您可以像这样定义inverse(f, delta):
def inverse(f, delta=1e-5):
...
def newton(y, iters=15):
guess = float(y)/2
...
return newton
所以你猜测1000 = 10 x 的结果是500.0,但肯定10 500 太大了。初始猜测应选择为 f 的有效值,而不是选择 f 的倒数。
我建议您使用1的猜测进行初始化,即用
替换该行guess = 1
它应该可以正常工作。
low, high = 0, float(y)
这适用于您的测试用例,但很容易构建反例,例如log 10 0.1(= -1),√0.36(= 0.6)等(你教授的find_bounds方法确实解决了√0.36问题,但仍然无法处理日志< sub> 10 0.1问题。)
答案 1 :(得分:3)
我追踪了你的错误,但它基本上归结为10 ** 10000000导致python溢出的事实。使用数学库快速检查
math.pow(10,10000000)
Traceback (most recent call last):
File "<pyshell#3>", line 1, in <module>
math.pow(10,10000000)
OverflowError: math range error
我为你做了一点研究,发现了这个
您需要重新评估为什么需要计算如此大的数字(并相应地更改代码::建议)或者开始寻找更大数量的处理解决方案。
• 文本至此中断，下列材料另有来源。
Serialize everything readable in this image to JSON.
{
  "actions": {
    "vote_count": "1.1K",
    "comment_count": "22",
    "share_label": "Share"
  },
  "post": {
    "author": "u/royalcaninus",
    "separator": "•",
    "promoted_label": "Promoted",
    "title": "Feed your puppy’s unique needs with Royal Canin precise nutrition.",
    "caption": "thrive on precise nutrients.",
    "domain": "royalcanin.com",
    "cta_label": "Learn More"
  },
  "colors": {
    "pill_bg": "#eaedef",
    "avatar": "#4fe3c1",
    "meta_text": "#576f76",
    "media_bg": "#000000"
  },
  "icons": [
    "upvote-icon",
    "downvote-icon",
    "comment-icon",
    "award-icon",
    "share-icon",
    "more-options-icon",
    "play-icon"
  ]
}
你可以编辑你的反函数来检查某些输入是否会导致它失败(try语句),如果函数不是单调递增的话,这也可以解决零除法的一些问题,并避免那些区域OR
你可以在“有趣”区域中镜像关于y = x的多个点,并通过这些点使用插值方案来创建“逆”函数(hermite,taylor系列等)。
答案 2 :(得分:2)
如果您使用的是Python 2.x,int和long是不同的类型,而OverflowError只会导致ints(qv,{{3 }})。请尝试明确使用longs(通过在积分值上使用long()内置函数,或将L附加到数字文字中。)
编辑:显然,正如Paul Seeb和KennyTM在他们的优秀答案中所指出的那样,这对算法缺陷没有任何补救措施。